Breavman buried it under the pansies, one of which his father took each morning for his buttonhole. Breavman took new interest in smelling them.
C
ome back, stern Bertha, come back and lure me up the torture tree. Remove me from the bedrooms of easy women. Extract the full due. The girl I had last night betrays the man who pays her rent.
That is how Breavman invoked the spirit of Bertha many mornings of his twenties.
Then his bones return to chicken-width. His nose retreats from impressive Semitic prominence to a childhood Gentile obscurity. Body hair blows away with the years like an ill-fated oasis. He is light enough for handbars and apple branches. The Japs and Germans are wrong.
“Play it now, Bertha?”
He has followed her to precarious parts of the tree.
“Higher!” she demands.
Even the apples are trembling. The sun catches her flute, turns the polished wood to a moment of chrome.
“Now?”
“First you have to say something about God.”
“God is a jerk.”
“Oh, that’s nothing. I won’t play for that.”
The sky is blue and the clouds are moving. There is rotting fruit on the ground some miles below.
“Fug God.”
“Something terribly, horribly dirty, scaredy-cat. The real word.”
“Fuck God!”
He waits for the fiery wind to lift him out of his perch and leave him dismembered on the grass.
“Fuck GOD!”
Breavman sights Krantz who is lying beside a coiled hose and unravelling a baseball.
“Hey, Krantz, listen to this.
FUCK GOD!”
Breavman never heard his own voice so pure. The air is a microphone.
Bertha alters her fragile position to strike his cheek with her flute.
“Dirty tongue!”
“It was your idea.”
She strikes again for piety and tears off apples as she crashes past the limbs. Nothing of her voice as she falls.
Krantz and Breavman survey her for one second twisted into a position she could never achieve in gym.
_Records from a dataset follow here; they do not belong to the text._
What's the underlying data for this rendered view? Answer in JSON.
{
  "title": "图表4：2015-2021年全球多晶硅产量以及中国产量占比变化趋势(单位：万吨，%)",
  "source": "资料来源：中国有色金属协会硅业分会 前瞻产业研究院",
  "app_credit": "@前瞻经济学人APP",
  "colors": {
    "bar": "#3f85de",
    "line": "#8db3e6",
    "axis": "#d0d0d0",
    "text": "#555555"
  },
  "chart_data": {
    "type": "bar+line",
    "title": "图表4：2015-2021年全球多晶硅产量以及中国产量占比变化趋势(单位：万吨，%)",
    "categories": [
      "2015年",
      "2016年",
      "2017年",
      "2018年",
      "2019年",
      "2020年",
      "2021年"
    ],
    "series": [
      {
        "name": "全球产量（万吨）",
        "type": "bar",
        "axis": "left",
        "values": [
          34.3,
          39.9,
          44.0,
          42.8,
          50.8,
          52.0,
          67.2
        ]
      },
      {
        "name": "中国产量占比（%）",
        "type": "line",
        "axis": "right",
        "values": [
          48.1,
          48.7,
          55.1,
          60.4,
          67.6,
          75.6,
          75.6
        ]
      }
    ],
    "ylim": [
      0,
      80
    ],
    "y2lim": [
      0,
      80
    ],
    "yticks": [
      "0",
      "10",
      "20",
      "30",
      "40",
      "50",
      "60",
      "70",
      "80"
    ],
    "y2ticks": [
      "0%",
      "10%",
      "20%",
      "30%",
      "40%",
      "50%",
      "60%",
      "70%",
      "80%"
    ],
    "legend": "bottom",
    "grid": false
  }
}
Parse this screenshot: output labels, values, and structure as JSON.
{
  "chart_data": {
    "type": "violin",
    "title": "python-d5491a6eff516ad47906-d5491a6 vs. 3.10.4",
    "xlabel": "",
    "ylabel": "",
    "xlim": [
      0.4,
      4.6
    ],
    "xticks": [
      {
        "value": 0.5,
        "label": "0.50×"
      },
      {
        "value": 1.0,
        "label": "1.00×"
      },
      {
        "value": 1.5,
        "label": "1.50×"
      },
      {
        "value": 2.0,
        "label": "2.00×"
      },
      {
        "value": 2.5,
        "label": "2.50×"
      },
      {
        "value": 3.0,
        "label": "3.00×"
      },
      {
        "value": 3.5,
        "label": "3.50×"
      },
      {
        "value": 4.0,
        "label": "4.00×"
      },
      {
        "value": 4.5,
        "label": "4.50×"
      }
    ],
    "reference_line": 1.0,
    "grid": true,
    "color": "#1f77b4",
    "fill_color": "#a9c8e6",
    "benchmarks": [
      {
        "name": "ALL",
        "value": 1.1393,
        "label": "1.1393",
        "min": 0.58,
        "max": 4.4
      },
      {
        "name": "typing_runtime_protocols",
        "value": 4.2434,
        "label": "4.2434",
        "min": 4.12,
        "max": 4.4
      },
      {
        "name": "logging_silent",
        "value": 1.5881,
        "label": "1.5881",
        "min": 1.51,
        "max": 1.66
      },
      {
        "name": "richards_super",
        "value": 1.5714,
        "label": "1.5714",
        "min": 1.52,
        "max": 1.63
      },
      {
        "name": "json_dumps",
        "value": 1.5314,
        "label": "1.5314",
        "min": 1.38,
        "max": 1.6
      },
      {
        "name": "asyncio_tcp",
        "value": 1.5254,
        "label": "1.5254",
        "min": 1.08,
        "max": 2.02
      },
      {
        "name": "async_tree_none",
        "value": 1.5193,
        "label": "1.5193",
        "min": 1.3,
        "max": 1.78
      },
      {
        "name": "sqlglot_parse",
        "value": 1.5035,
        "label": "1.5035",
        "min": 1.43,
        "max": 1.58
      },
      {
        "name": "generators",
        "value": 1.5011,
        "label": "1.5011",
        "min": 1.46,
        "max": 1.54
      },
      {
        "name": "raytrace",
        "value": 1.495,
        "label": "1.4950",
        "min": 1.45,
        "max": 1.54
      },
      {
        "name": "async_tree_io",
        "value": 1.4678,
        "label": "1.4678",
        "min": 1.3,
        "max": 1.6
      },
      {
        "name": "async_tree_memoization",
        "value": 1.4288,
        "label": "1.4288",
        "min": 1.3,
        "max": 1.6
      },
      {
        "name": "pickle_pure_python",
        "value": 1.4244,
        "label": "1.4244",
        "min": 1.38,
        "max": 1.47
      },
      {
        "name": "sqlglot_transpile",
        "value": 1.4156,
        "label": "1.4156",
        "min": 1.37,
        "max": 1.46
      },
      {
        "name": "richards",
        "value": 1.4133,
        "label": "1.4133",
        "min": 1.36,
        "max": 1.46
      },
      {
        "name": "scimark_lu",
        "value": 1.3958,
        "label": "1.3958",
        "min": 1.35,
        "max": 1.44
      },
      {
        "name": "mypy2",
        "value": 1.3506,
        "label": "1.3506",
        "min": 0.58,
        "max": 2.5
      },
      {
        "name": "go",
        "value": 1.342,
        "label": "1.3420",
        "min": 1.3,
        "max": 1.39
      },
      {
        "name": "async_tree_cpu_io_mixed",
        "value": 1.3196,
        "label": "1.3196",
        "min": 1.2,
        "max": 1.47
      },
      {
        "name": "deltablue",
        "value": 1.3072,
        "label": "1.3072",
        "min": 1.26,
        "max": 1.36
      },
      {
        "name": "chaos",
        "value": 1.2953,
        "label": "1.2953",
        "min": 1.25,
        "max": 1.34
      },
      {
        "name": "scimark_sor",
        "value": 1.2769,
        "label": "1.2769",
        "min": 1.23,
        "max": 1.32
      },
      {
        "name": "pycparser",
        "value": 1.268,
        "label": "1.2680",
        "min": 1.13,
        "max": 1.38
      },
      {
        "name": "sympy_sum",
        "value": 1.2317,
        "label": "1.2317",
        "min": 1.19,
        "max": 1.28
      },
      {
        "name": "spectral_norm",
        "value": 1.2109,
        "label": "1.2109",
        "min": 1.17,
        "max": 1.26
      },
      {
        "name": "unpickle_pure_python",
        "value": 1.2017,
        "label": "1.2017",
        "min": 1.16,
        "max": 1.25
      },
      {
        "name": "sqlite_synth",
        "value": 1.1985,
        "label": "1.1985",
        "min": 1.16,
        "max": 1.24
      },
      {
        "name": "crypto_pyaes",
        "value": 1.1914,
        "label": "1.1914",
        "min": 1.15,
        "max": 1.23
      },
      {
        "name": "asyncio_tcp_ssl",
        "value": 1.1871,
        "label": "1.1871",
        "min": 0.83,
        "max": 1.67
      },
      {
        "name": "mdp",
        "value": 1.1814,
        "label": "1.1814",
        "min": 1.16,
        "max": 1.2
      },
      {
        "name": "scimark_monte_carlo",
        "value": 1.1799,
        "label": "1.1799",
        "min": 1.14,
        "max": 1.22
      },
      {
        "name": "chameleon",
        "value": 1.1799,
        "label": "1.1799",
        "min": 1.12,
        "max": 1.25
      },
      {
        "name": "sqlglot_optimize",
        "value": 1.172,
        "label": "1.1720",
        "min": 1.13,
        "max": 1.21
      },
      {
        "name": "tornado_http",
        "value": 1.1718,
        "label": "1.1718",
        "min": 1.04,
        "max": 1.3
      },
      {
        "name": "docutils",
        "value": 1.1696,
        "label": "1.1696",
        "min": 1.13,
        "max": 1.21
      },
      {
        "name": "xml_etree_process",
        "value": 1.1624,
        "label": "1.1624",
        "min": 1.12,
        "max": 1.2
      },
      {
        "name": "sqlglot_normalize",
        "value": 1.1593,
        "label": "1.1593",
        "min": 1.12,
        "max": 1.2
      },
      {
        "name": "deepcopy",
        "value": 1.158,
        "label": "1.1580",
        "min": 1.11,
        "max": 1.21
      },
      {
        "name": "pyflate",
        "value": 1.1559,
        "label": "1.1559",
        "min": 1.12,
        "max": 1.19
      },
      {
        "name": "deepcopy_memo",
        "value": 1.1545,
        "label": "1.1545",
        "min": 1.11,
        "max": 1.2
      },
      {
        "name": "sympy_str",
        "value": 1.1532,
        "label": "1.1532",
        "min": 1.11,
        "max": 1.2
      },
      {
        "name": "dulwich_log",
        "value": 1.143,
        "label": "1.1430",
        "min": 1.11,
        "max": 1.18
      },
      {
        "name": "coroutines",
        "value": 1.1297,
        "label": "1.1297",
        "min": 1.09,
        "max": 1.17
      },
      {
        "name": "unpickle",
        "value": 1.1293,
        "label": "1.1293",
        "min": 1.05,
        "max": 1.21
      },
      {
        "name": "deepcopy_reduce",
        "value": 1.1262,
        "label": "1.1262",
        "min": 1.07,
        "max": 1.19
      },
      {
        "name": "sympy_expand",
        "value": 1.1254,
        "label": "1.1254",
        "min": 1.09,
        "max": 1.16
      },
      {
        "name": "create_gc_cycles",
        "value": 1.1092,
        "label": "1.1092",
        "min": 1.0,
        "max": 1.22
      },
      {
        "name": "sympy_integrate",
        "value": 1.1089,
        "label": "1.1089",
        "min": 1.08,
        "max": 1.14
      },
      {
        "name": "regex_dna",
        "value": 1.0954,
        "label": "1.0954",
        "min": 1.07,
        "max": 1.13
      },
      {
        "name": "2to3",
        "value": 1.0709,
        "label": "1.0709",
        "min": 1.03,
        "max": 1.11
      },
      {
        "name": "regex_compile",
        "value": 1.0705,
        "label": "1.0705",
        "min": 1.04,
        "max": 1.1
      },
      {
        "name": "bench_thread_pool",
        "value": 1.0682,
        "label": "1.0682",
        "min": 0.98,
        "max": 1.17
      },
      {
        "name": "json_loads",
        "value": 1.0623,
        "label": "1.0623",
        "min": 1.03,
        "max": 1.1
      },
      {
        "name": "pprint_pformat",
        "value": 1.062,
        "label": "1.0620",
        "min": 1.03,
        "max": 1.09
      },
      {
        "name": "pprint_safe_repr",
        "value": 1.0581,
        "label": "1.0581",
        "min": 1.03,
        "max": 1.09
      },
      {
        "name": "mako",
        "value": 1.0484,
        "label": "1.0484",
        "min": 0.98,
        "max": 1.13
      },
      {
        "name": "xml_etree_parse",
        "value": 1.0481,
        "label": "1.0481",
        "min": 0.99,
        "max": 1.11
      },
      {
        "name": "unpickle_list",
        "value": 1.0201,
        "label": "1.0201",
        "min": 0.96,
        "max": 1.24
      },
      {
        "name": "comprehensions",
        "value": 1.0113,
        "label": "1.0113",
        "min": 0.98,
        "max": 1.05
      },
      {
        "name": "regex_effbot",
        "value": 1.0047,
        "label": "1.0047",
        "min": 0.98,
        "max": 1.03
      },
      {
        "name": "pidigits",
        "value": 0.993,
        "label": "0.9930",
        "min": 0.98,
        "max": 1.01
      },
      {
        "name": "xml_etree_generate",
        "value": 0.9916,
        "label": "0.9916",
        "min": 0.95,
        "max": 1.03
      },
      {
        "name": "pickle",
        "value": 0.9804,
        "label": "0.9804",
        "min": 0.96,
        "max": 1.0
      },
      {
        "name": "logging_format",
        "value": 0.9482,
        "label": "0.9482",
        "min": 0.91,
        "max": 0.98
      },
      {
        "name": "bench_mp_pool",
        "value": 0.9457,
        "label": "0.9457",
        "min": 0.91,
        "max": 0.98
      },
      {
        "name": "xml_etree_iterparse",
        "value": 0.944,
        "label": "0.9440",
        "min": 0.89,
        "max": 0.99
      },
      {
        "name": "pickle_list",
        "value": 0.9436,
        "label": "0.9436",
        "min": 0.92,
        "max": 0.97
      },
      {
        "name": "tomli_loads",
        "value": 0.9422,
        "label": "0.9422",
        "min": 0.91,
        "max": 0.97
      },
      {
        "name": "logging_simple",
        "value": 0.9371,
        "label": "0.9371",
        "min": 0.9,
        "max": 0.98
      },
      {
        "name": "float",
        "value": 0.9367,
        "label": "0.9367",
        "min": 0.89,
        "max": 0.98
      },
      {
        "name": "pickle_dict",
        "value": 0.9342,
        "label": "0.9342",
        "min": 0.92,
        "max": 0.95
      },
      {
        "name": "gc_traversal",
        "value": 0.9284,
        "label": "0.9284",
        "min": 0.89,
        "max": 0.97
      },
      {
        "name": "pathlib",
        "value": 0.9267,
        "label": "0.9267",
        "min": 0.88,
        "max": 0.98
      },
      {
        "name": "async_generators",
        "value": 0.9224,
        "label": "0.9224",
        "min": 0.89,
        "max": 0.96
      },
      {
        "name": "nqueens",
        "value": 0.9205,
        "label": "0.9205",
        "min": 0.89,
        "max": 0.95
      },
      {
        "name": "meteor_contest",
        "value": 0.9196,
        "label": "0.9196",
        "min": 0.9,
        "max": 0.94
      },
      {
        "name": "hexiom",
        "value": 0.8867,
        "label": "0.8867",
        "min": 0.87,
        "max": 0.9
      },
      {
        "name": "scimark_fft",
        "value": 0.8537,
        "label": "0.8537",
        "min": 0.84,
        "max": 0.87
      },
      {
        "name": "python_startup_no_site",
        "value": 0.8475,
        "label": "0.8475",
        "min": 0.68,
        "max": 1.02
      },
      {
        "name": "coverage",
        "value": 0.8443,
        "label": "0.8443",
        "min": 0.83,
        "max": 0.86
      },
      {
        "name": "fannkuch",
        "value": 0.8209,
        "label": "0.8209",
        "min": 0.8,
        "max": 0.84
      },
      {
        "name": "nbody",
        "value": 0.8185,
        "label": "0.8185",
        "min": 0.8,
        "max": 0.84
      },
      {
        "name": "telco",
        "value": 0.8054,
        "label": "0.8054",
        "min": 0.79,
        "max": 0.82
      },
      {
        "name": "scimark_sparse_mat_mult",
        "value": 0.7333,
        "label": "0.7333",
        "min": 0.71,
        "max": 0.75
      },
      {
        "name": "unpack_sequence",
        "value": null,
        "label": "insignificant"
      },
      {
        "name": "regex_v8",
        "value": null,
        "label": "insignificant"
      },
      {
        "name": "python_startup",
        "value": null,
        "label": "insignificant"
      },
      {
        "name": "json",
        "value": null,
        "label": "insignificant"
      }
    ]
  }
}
Her bland Saxon face is further anesthetized by uncracked steel-rimmed glasses. A sharp bone of the arm has escaped the skin.
After the ambulance Breavman whispered.
“Krantz, there’s something special about my voice.”
“No, there isn’t.”
“There is so. I can make things happen.”
“You’re a nut.”
“Want to hear my resolutions?”
“No.”
“I promise not to speak for a week. I promise to learn how to play it myself. In that way the number of people who know how to play remains the same.”
“What good’s that?”
“It’s obvious, Krantz.”
H
is father decided to rise from his chair.
“I’m speaking to you, Lawrence!”
“Your father’s speaking to you, Lawrence,” his mother interpreted.
Breavman attempted one last desperate pantomime.
“Listen to your father breathing.”
The elder Breavman calculated the expense of energy, accepted the risk, drove the back of his hand across his son’s face.
His lips were not too swollen to practise “Old Black Joe.”
They said she’d live. But he didn’t give it up. He’d be one extra.